Segundo o PT, a tentativa do poder Executivo de regular a cessão por meio de decreto usurpou a função do Congresso Nacional - já que o tema deveria ser regulamentado por meio de lei aprovada na Câmara e no Senado, e não pelo dispositivo presidencial. "Tal anomia anticonstitucional vai muito além de mera ilegalidade do decreto em face da lei ou de inconstitucionalidade reflexa: trata-se de ofensa mortal ao princípio da separação dos poderes", explicou o partido na petição inicial enviada ao Supremo.

O argumento foi acatado pelo ministro relator do caso, Marco Aurélio Mello, que suspendeu os efeitos do decreto no final de 2018, até que o plenário da Corte decidisse sobre a questão. "O robustecimento dos mecanismos de atuação da Petrobras em ambiente de competição com os demais agentes econômicos, essencial à higidez financeira da sociedade, não pode conduzir ao afastamento do previsto na Constituição Federal, sob pena de abrir-se a porta para todo tipo de fraude, ao arrepio dos princípios constitucionais da Administração Pública", pontuou o relator. O decreto está desde então sem efeitos, aguardando a manifestação do plenário da corte. 

Durante a sessão da manhã, os ministros ouviram as sustentações orais das partes no processo. Ao todo, quatro patronos se revezaram na tribuna do plenário.

Representando o Partido dos Trabalhadores, que apresentou a ação, o advogado Bruno José Silvestre de Barros defendeu que a venda de ativos como campos de petróleo deve ser feita conforme a lei e os devidos procedimentos, não podendo ser feitos de maneira transversa. "A escandalosa finalidade daquele decreto é impedir a vigência de lei federal" apontou Silvestre de Barros, que ainda advertiu: "a porta que se abre para a corrupção com este decreto é absurda".

A Presidência da República foi representada pelo Advogado-Geral da União, André Mendonça. Para ele, o parâmetro para a questão não é a lei das estatais, que é a lei geral apontada pelo PT, mas sim a Lei do Petróleo, que é específica, e os termos legais do pré-sal. Com isso, o decreto visa explicar a lei e facilitar sua execução. "Há expresso fundamento legal para a edição de decreto que regulamenta a forma como vai haver ou há este tipo de cessão ou transferência contratual", apontou em sua sustentação.

Houve ainda duas sustentações orais em nome de interessados no caso.
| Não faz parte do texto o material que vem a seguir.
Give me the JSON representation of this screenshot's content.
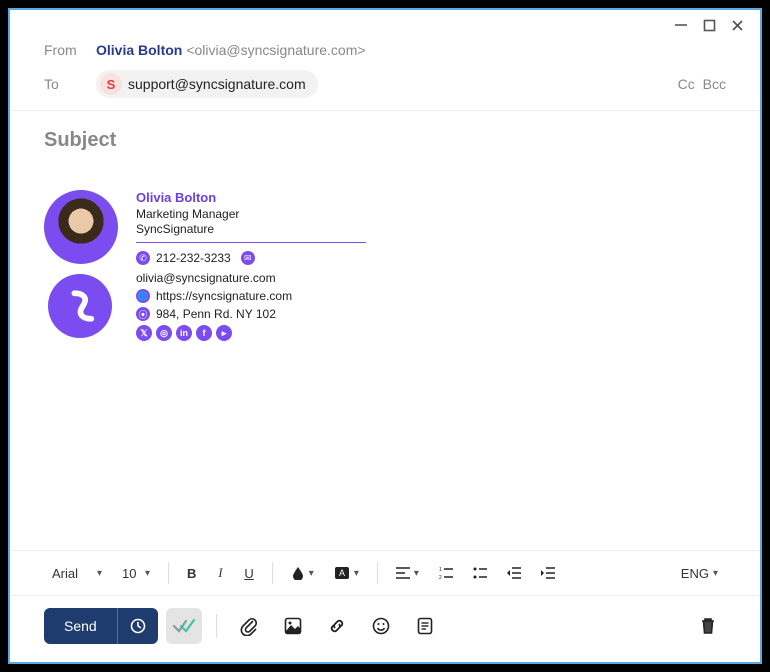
{
  "header": {
    "from_label": "From",
    "from_name": "Olivia Bolton",
    "from_email": "<olivia@syncsignature.com>",
    "to_label": "To",
    "to_chip_initial": "S",
    "to_chip_email": "support@syncsignature.com",
    "cc_label": "Cc",
    "bcc_label": "Bcc"
  },
  "subject": {
    "placeholder": "Subject",
    "value": ""
  },
  "signature": {
    "name": "Olivia Bolton",
    "title": "Marketing Manager",
    "company": "SyncSignature",
    "phone": "212-232-3233",
    "email": "olivia@syncsignature.com",
    "website": "https://syncsignature.com",
    "address": "984, Penn Rd. NY 102",
    "socials": [
      "x",
      "instagram",
      "linkedin",
      "facebook",
      "youtube"
    ]
  },
  "format": {
    "font": "Arial",
    "size": "10",
    "lang": "ENG"
  },
  "actions": {
    "send": "Send"
  }
}
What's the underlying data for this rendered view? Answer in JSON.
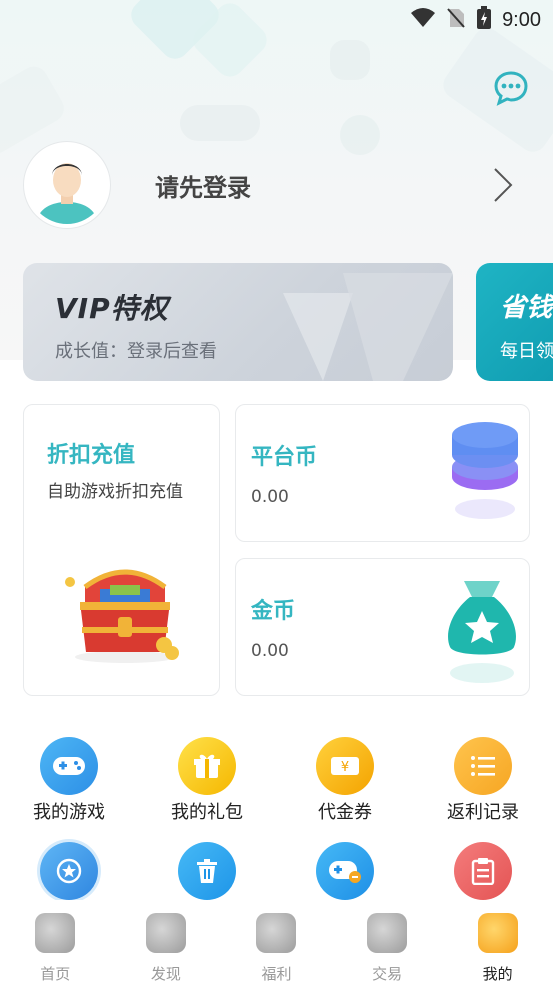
{
  "status": {
    "time": "9:00"
  },
  "profile": {
    "login_prompt": "请先登录"
  },
  "vip": {
    "title": "VIP特权",
    "subtitle": "成长值：登录后查看"
  },
  "save_card": {
    "title": "省钱",
    "subtitle": "每日领"
  },
  "recharge": {
    "title": "折扣充值",
    "subtitle": "自助游戏折扣充值"
  },
  "platform_coin": {
    "title": "平台币",
    "value": "0.00"
  },
  "gold_coin": {
    "title": "金币",
    "value": "0.00"
  },
  "grid": {
    "items": [
      {
        "label": "我的游戏",
        "icon": "gamepad-icon"
      },
      {
        "label": "我的礼包",
        "icon": "gift-icon"
      },
      {
        "label": "代金券",
        "icon": "voucher-icon"
      },
      {
        "label": "返利记录",
        "icon": "list-icon"
      },
      {
        "label": "",
        "icon": "star-icon"
      },
      {
        "label": "",
        "icon": "trash-icon"
      },
      {
        "label": "",
        "icon": "gamepad-download-icon"
      },
      {
        "label": "",
        "icon": "clipboard-icon"
      }
    ]
  },
  "tabs": [
    {
      "label": "首页",
      "active": false
    },
    {
      "label": "发现",
      "active": false
    },
    {
      "label": "福利",
      "active": false
    },
    {
      "label": "交易",
      "active": false
    },
    {
      "label": "我的",
      "active": true
    }
  ],
  "colors": {
    "accent": "#35b6c1",
    "save_card": "#1fb4c4",
    "vip_card": "#d2d8df"
  }
}
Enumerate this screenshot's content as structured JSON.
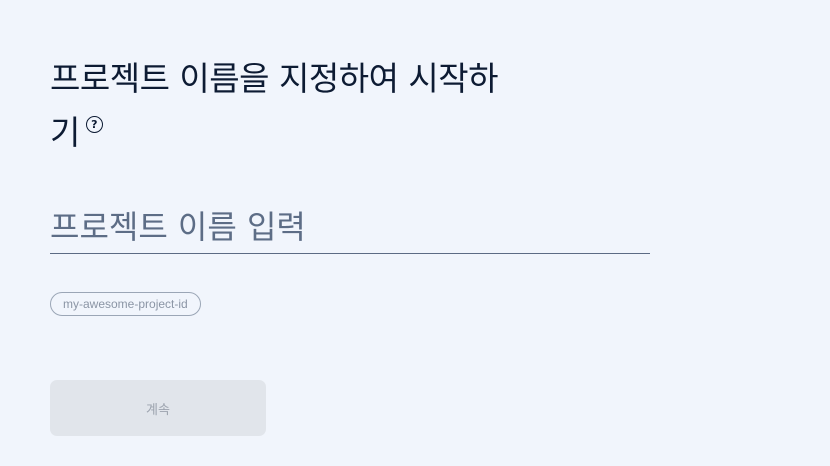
{
  "title": {
    "text": "프로젝트 이름을 지정하여 시작하기",
    "help_icon": "?"
  },
  "name_input": {
    "placeholder": "프로젝트 이름 입력",
    "value": ""
  },
  "project_id_chip": {
    "text": "my-awesome-project-id"
  },
  "continue_button": {
    "label": "계속",
    "disabled": true
  }
}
Pelo Instituto Brasileiro de Petróleo, Gás e Biocombustíveis (IBP), se apresentou a advogada Maricí Giannico; pela própria Petrobras, falou Tales David Macedo, para quem o decreto dá segurança jurídica às operações da companhia, impondo a ela práticas de governança corporativa

O caso retornou no período da tarde. Primeiro a votar, o relator, ministro Marco Aurélio, julgou procedente a ADI, considerando o decreto inconstitucional. "Julgo procedente porque, a rigor, se afastou a lei federal de licitações mediante o decreto", afirmou o relator, ao resumir seu voto.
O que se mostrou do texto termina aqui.